Friday, Jul 29, 2005 8:50 PM UTC2005-07-29T20:50:00Zl, M j, Y g:i A T

“The Aristocrats”

This delightful, innocently perverted look at what stand-up comics do to amuse one another may require a high tolerance for toilet humor.

"The Aristocrats"

“The Aristocrats,” Paul Provenza and Penn Jillette’s exhilarating documentary about the genesis and continual evolution of one very dirty joke, is less about free speech than about the freedom of speech. And viewing it as a manifesto only detracts from its indelicate, yet delicately calibrated, brilliance.

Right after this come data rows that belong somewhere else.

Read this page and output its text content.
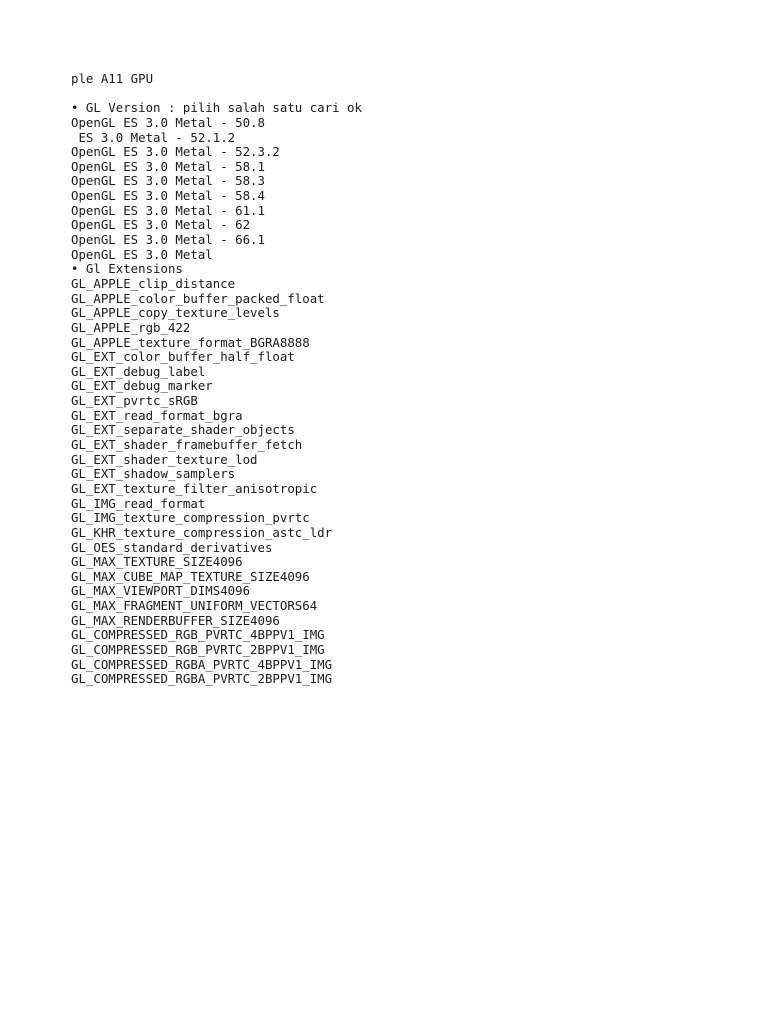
ple A11 GPU
• GL Version : pilih salah satu cari ok
OpenGL ES 3.0 Metal - 50.8
ES 3.0 Metal - 52.1.2
OpenGL ES 3.0 Metal - 52.3.2
OpenGL ES 3.0 Metal - 58.1
OpenGL ES 3.0 Metal - 58.3
OpenGL ES 3.0 Metal - 58.4
OpenGL ES 3.0 Metal - 61.1
OpenGL ES 3.0 Metal - 62
OpenGL ES 3.0 Metal - 66.1
OpenGL ES 3.0 Metal
• Gl Extensions
GL_APPLE_clip_distance
GL_APPLE_color_buffer_packed_float
GL_APPLE_copy_texture_levels
GL_APPLE_rgb_422
GL_APPLE_texture_format_BGRA8888
GL_EXT_color_buffer_half_float
GL_EXT_debug_label
GL_EXT_debug_marker
GL_EXT_pvrtc_sRGB
GL_EXT_read_format_bgra
GL_EXT_separate_shader_objects
GL_EXT_shader_framebuffer_fetch
GL_EXT_shader_texture_lod
GL_EXT_shadow_samplers
GL_EXT_texture_filter_anisotropic
GL_IMG_read_format
GL_IMG_texture_compression_pvrtc
GL_KHR_texture_compression_astc_ldr
GL_OES_standard_derivatives
GL_MAX_TEXTURE_SIZE4096
GL_MAX_CUBE_MAP_TEXTURE_SIZE4096
GL_MAX_VIEWPORT_DIMS4096
GL_MAX_FRAGMENT_UNIFORM_VECTORS64
GL_MAX_RENDERBUFFER_SIZE4096
GL_COMPRESSED_RGB_PVRTC_4BPPV1_IMG
GL_COMPRESSED_RGB_PVRTC_2BPPV1_IMG
GL_COMPRESSED_RGBA_PVRTC_4BPPV1_IMG
GL_COMPRESSED_RGBA_PVRTC_2BPPV1_IMG
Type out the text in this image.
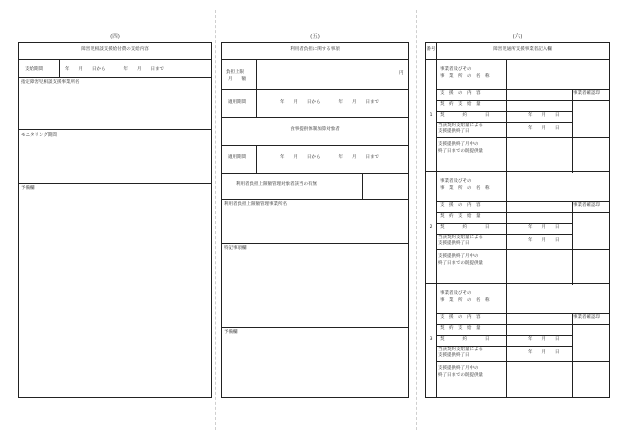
(四)	(五)	(六)
障害児相談支援給付費の支給内容
支給期間	年　　月　　日から　　　　年　　月　　日まで
指定障害児相談支援事業所名
モニタリング期間
予備欄
利用者負担に関する事項
負担上限
月　　額
円
適用期間	年　　月　　日から　　　　年　　月　　日まで
食事提供体制加算対象者
適用期間	年　　月　　日から　　　　年　　月　　日まで
利用者負担上限額管理対象者該当の有無
利用者負担上限額管理事業所名
特記事項欄
予備欄
番号	障害児通所支援事業者記入欄
1
事業者及びその
事　業　所　の　名　称
支　援　の　内　容	事業者確認印
契　約　支　給　量
契　　　　約　　　　日	年　　月　　日
当該契約支給量による
支援提供終了日
年　　月　　日
支援提供終了月中の
終了日までの既提供量
2
事業者及びその
事　業　所　の　名　称
支　援　の　内　容	事業者確認印
契　約　支　給　量
契　　　　約　　　　日	年　　月　　日
当該契約支給量による
支援提供終了日
年　　月　　日
支援提供終了月中の
終了日までの既提供量
3
事業者及びその
事　業　所　の　名　称
支　援　の　内　容	事業者確認印
契　約　支　給　量
契　　　　約　　　　日	年　　月　　日
当該契約支給量による
支援提供終了日
年　　月　　日
支援提供終了月中の
終了日までの既提供量
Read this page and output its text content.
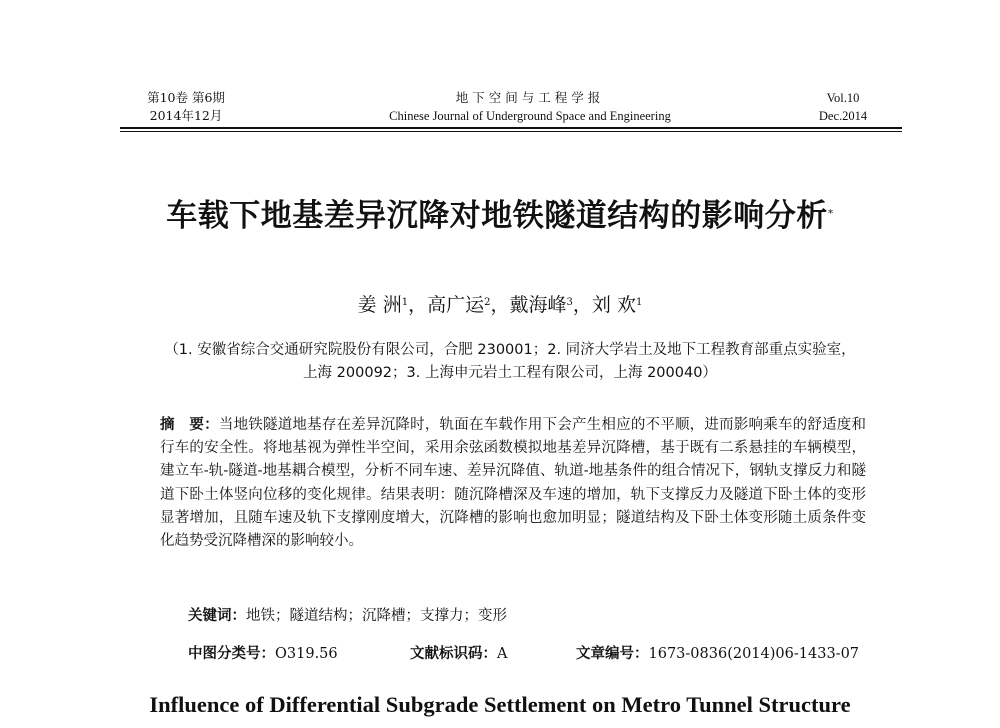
第10卷 第6期
2014年12月
地下空间与工程学报
Chinese Journal of Underground Space and Engineering
Vol.10
Dec.2014
车载下地基差异沉降对地铁隧道结构的影响分析*
姜 洲$^1$，高广运$^2$，戴海峰$^3$，刘 欢$^1$
（1. 安徽省综合交通研究院股份有限公司，合肥 230001；2. 同济大学岩土及地下工程教育部重点实验室，
上海 200092；3. 上海申元岩土工程有限公司，上海 200040）
摘　要：当地铁隧道地基存在差异沉降时，轨面在车载作用下会产生相应的不平顺，进而影响乘车的舒适度和行车的安全性。将地基视为弹性半空间，采用余弦函数模拟地基差异沉降槽，基于既有二系悬挂的车辆模型，建立车-轨-隧道-地基耦合模型，分析不同车速、差异沉降值、轨道-地基条件的组合情况下，钢轨支撑反力和隧道下卧土体竖向位移的变化规律。结果表明：随沉降槽深及车速的增加，轨下支撑反力及隧道下卧土体的变形显著增加，且随车速及轨下支撑刚度增大，沉降槽的影响也愈加明显；隧道结构及下卧土体变形随土质条件变化趋势受沉降槽深的影响较小。
关键词：地铁；隧道结构；沉降槽；支撑力；变形
中图分类号：O319.56	文献标识码：A	文章编号：1673-0836(2014)06-1433-07
Influence of Differential Subgrade Settlement on Metro Tunnel Structure
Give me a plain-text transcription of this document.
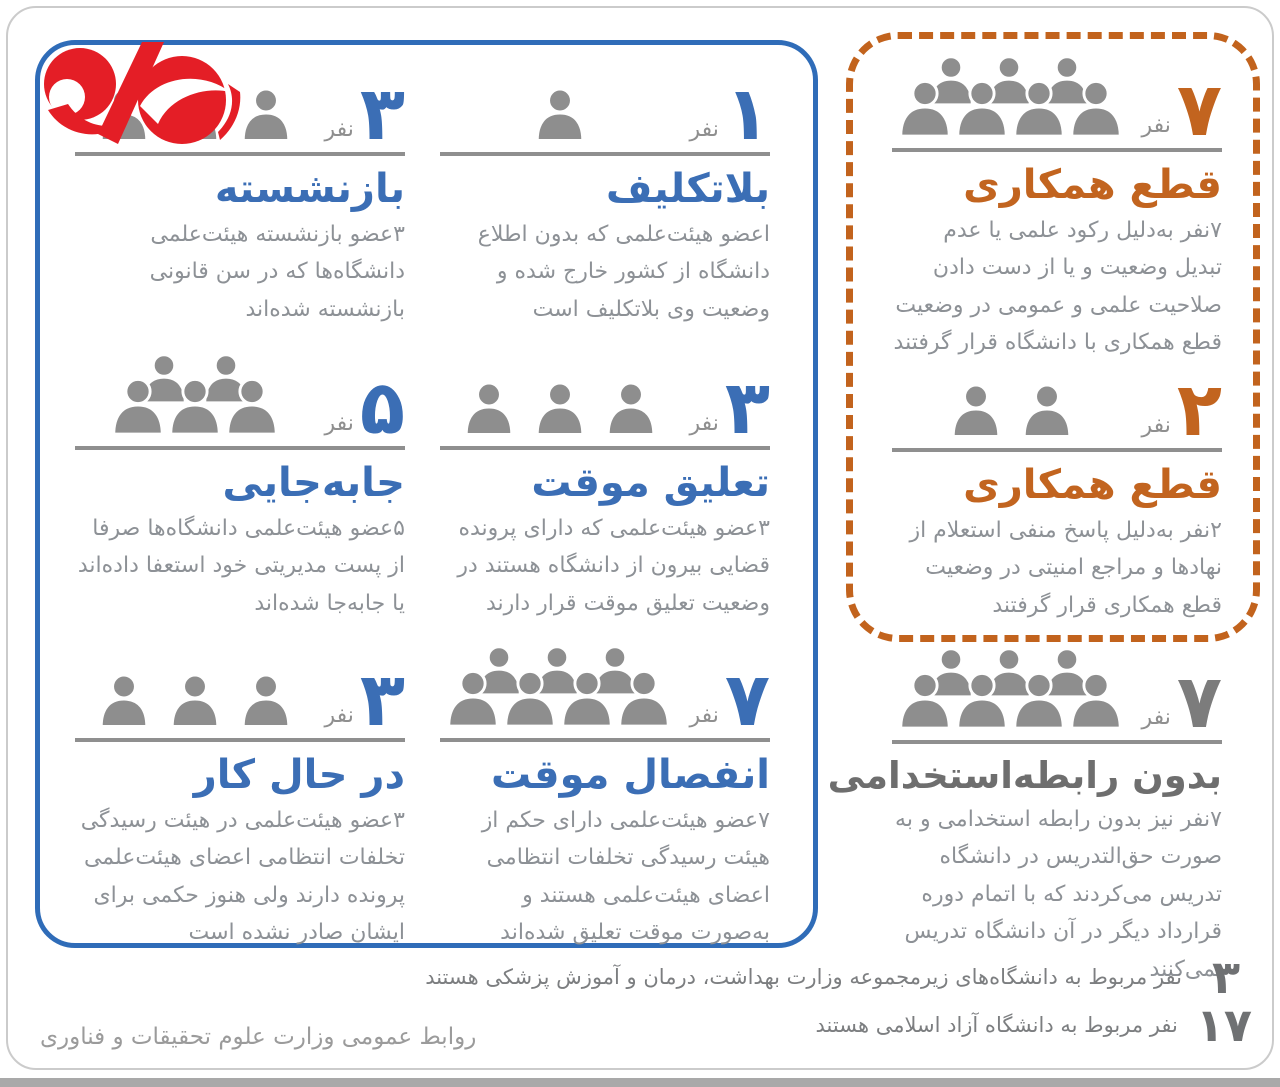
۳
نفر
بازنشسته

۳عضو بازنشسته هیئت‌علمی دانشگاه‌ها که در سن قانونی بازنشسته شده‌اند

۱
نفر
بلاتکلیف

اعضو هیئت‌علمی که بدون اطلاع دانشگاه از کشور خارج شده و وضعیت وی بلاتکلیف است

۷
نفر
قطع همکاری

۷نفر به‌دلیل رکود علمی یا عدم تبدیل وضعیت و یا از دست دادن صلاحیت علمی و عمومی در وضعیت قطع همکاری با دانشگاه قرار گرفتند

۵
نفر
جابه‌جایی

۵عضو هیئت‌علمی دانشگاه‌ها صرفا از پست مدیریتی خود استعفا داده‌اند یا جابه‌جا شده‌اند

۳
نفر
تعلیق موقت

۳عضو هیئت‌علمی که دارای پرونده قضایی بیرون از دانشگاه هستند در وضعیت تعلیق موقت قرار دارند

۲
نفر
قطع همکاری

۲نفر به‌دلیل پاسخ منفی استعلام از نهادها و مراجع امنیتی در وضعیت قطع همکاری قرار گرفتند

۳
نفر
در حال کار

۳عضو هیئت‌علمی در هیئت رسیدگی تخلفات انتظامی اعضای هیئت‌علمی پرونده دارند ولی هنوز حکمی برای ایشان صادر نشده است

۷
نفر
انفصال موقت

۷عضو هیئت‌علمی دارای حکم از هیئت رسیدگی تخلفات انتظامی اعضای هیئت‌علمی هستند و به‌صورت موقت تعلیق شده‌اند

۷
نفر
بدون رابطه‌استخدامی

۷نفر نیز بدون رابطه استخدامی و به صورت حق‌التدریس در دانشگاه تدریس می‌کردند که با اتمام دوره قرارداد دیگر در آن دانشگاه تدریس نمی‌کنند

۳
نفر مربوط به دانشگاه‌های زیرمجموعه وزارت بهداشت، درمان و آموزش پزشکی هستند
۱۷
نفر مربوط به دانشگاه آزاد اسلامی هستند
روابط عمومی وزارت علوم تحقیقات و فناوری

It doesn’t matter that AMC has opted not to run the movie in its theaters: That’s not censorship but a business decision. (Everyone has the constitutional right to be a numbnuts.) Nor is it particularly meaningful that conservative critic Michael Medved has sniffed derisively at the picture, like a dog who thinks it’s above the smell of its own shit. The inherent offensiveness of the joke itself (more on this later) is the controversial sticking point. But the picture itself is so ebullient and celebratory that it practically beams with perverted innocence. It also moves with an acrobat’s timing. (I’ve seen French art house movies that aren’t nearly so beautifully made.) All of this is a roundabout way of saying that unlike Medved, I know art when I smell it, and “The Aristocrats” is it.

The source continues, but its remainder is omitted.